Cuando el médico norteamericano y su esposa Ellen acogieron con simpatía la propuesta de pasar el fin de semana en su pazo de Amoril, antes de regresar a Houston, el doctor Freire sintió una mezcla de sorpresa y halago. Al darle la noticia a Fina ya sentía el efecto excitante del licor de la vanidad, una reacción que saborearon juntos al tratar de los preparativos, y lo hacían sin disimular el uno con el otro, porque les parecía que la ocasión merecía un disfrute abierto y goloso, como si fuese una fortuna traída por el azar.
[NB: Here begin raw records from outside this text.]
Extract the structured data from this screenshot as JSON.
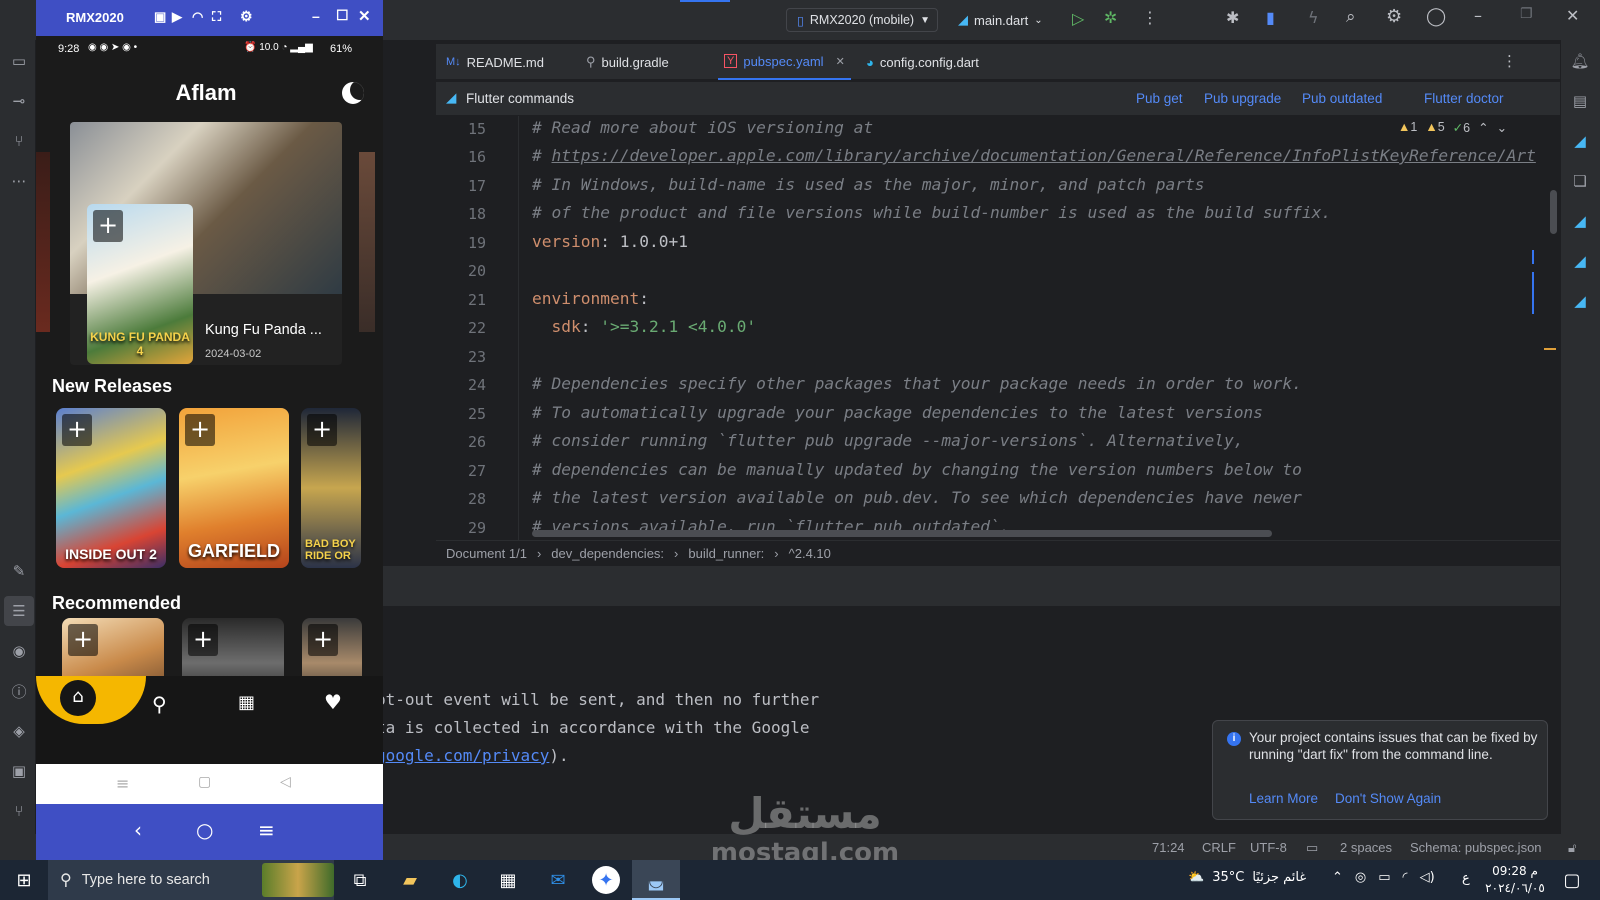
{
  "emulator": {
    "title": "RMX2020",
    "phone_status": {
      "time": "9:28",
      "net": "10.0",
      "battery": "61%"
    },
    "app_title": "Aflam",
    "featured": {
      "title": "Kung Fu Panda ...",
      "date": "2024-03-02",
      "poster_text": "KUNG FU PANDA 4"
    },
    "new_releases_title": "New Releases",
    "new_releases": [
      {
        "poster_text": "INSIDE OUT 2"
      },
      {
        "poster_text": "GARFIELD"
      },
      {
        "poster_text": "BAD BOY RIDE OR"
      }
    ],
    "recommended_title": "Recommended",
    "plus_label": "+",
    "nav_icons": [
      "home-icon",
      "search-icon",
      "movies-icon",
      "heart-icon"
    ]
  },
  "ide": {
    "device_selector": "RMX2020 (mobile)",
    "run_config": "main.dart",
    "tabs": [
      {
        "label": "README.md",
        "prefix": "M↓"
      },
      {
        "label": "build.gradle",
        "prefix": ""
      },
      {
        "label": "pubspec.yaml",
        "prefix": "Y",
        "active": true
      },
      {
        "label": "config.config.dart",
        "prefix": ""
      }
    ],
    "flutter_commands": {
      "label": "Flutter commands",
      "pub_get": "Pub get",
      "pub_upgrade": "Pub upgrade",
      "pub_outdated": "Pub outdated",
      "flutter_doctor": "Flutter doctor"
    },
    "inspections": {
      "errors": "1",
      "warnings": "5",
      "ok": "6"
    },
    "code": {
      "line_numbers": [
        "15",
        "16",
        "17",
        "18",
        "19",
        "20",
        "21",
        "22",
        "23",
        "24",
        "25",
        "26",
        "27",
        "28",
        "29"
      ],
      "l15": "# Read more about iOS versioning at",
      "l16_hash": "# ",
      "l16_url": "https://developer.apple.com/library/archive/documentation/General/Reference/InfoPlistKeyReference/Art",
      "l17": "# In Windows, build-name is used as the major, minor, and patch parts",
      "l18": "# of the product and file versions while build-number is used as the build suffix.",
      "l19_key": "version",
      "l19_val": ": 1.0.0+1",
      "l21_key": "environment",
      "l21_colon": ":",
      "l22_key": "  sdk",
      "l22_colon": ": ",
      "l22_val": "'>=3.2.1 <4.0.0'",
      "l24": "# Dependencies specify other packages that your package needs in order to work.",
      "l25": "# To automatically upgrade your package dependencies to the latest versions",
      "l26": "# consider running `flutter pub upgrade --major-versions`. Alternatively,",
      "l27": "# dependencies can be manually updated by changing the version numbers below to",
      "l28": "# the latest version available on pub.dev. To see which dependencies have newer",
      "l29": "# versions available, run `flutter pub outdated`."
    },
    "breadcrumb": [
      "Document 1/1",
      "dev_dependencies:",
      "build_runner:",
      "^2.4.10"
    ],
    "console": {
      "line1": "pt-out event will be sent, and then no further",
      "line2": "ta is collected in accordance with the Google",
      "line3_link": "google.com/privacy",
      "line3_rest": ")."
    },
    "notification": {
      "message": "Your project contains issues that can be fixed by running \"dart fix\" from the command line.",
      "learn_more": "Learn More",
      "dont_show": "Don't Show Again"
    },
    "status": {
      "position": "71:24",
      "line_sep": "CRLF",
      "encoding": "UTF-8",
      "indent": "2 spaces",
      "schema": "Schema: pubspec.json"
    }
  },
  "taskbar": {
    "search_placeholder": "Type here to search",
    "weather_temp": "35°C",
    "weather_desc": "غائم جزئيًا",
    "lang": "ع",
    "time": "09:28 م",
    "date": "٢٠٢٤/٠٦/٠٥"
  },
  "watermark": {
    "arabic": "مستقل",
    "latin": "mostaql.com"
  },
  "colors": {
    "accent": "#3574f0",
    "emulator_blue": "#3f4fc4",
    "link": "#548af7",
    "nav_yellow": "#f5b700"
  }
}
Así, él pensaba ya en el impacto entre colegas de un preámbulo del tipo: «Tal como me dijo el doctor Kimball en mi casa de Amoril…». Y ella, Fina, aunque más con los pies en la tierra, sumergida ya en las preocupaciones de anfitriona, se precipitó a realizar unas selectas llamadas telefónicas que calculaba tendrían un efecto semejante a una nota de sociedad en el periódico
El Correo Gallego
.
Así que allí estaba el famoso doctor Kimball, sentado ahora ante la
lareira
[8]
,
con un vaso con dos dedos de whisky, mientras Freire colocaba en hábil pirámide la leña y encendía fuego con la solemnidad de quien presenta un número de magia. Al otro lado de la sala Fina buscaba palabras en su balbuceante inglés para explicarle a Ellen que el cuadro que miraban representaba el mundo como una mascarada de carnaval,
like a carnaval,
y que su autor, Laxeiro, era el más cotizado del país.
Fue ella, Fina, quien encendió las luces, como inducida por la observación de Ellen ante el cuadro.
—Es muy hermoso… y también muy extraño.
Sí, pensó Fina, es un carnaval misterioso y oscuro. En realidad, nunca le había gustado aquel cuadro. Tenía algo de inquietante y deforme que le resultaba molesto. Preferiría una cosa con más color y placentera. Un paisaje como los que se pintaban antes. Algo bonito de verdad, con las cosas en su sitio, donde los campos fueran verdes, los tejados rojos y el cielo azul. Pero aquél era un cuadro de valor. Todo el mundo que entendía de pintura se lo decía. Un valor que, aseguraban los entendidos, se multiplicaría en el futuro, cuando el autor fuese uno de esos difuntos que parrandeaban en el lienzo.